A Smoked Ham Shank in Sauerkraut

I saw a group of smoked ham shanks (these were from the pigs' shins in this case) sitting there at Wegman's a few weeks back while I was more or less suicidally depressed and having gut troubles -- which one was contributing to the other I still haven't fathomed out, but both have thankfully passed -- and began to get mildly interested. I figured: ham shanks, ham hocks, ox tails. You use them to make a good meaty-tasting soup or stew without paying a lot of money*. So I bought a pair, 2.87lb at $2.99/lb.

One I boiled away in a dutch oven with onions, some potatoes, and threw in cabbage wedges towards the end, similar to how I do a corned beef. Small meat returns, but nice.

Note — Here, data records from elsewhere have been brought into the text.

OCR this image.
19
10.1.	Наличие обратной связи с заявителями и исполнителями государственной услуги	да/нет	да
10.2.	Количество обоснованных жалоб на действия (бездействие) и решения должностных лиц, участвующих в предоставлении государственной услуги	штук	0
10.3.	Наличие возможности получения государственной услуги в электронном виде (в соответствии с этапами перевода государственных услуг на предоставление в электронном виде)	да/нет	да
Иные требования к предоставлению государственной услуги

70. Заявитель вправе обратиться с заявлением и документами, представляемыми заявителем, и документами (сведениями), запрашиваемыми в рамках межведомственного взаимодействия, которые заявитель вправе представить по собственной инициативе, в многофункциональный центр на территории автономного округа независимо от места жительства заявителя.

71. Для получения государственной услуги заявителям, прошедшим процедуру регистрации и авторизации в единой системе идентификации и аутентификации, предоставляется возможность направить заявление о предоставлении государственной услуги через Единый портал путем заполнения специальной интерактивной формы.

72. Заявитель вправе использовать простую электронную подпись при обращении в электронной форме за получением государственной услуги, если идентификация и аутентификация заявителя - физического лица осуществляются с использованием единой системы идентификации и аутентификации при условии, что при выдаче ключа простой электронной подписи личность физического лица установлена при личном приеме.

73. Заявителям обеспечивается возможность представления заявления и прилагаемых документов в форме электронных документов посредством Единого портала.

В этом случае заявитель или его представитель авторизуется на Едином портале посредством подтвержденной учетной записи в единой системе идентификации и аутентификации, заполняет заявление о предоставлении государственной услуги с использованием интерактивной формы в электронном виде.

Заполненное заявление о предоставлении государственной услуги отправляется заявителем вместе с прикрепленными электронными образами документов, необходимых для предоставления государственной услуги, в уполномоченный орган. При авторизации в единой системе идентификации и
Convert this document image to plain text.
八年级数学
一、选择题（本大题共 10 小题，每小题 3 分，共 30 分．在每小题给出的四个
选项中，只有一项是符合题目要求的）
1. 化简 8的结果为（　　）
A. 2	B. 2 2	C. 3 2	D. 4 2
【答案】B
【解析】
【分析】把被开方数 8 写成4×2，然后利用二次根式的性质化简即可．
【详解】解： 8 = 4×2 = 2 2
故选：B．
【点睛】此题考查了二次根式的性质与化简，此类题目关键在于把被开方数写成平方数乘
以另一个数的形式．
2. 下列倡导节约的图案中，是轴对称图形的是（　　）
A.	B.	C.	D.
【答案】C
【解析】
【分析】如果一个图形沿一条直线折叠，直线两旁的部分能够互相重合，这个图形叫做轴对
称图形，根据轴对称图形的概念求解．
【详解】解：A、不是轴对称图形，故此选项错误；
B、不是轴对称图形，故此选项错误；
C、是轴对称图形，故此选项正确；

Last night I took the other one intending to do a bean stew thing with cannelini beans, and later checked in with The Joy of Cooking and found their recipe for Ham Hocks with Sauerkraut calling for smoked hocks and got to thinking. I had a quart of self-fermented sauerkraut in the fridge. The recipe calls for celery seeds and the kraut is full of them plus garlic and parsnips. Also the recipe's first line is:
"A tasty dish rather heavy in fat."
All doubts dispelled. I reduced the recipe, and started sauteeing (rather than boiling) half an onion in a 3qt pot -- IN DUCK FAT! Yes. I didn't see much fat on these shanks. I added about four garlic cloves towards the end of the onion browning, and started trying to sear the shank sort of. Before it all burned up I added cold water to about 3/4 cover the shank, and then stirred and let it on a highish simmer, turning every so often for about 2 hours with the lid on. In the last half hour I added about 2 cups of drained awesome sauerkraut and a few random Dutch yellow potatoes and let it simmer/boil for a while.

Nice peasant food for a cold night.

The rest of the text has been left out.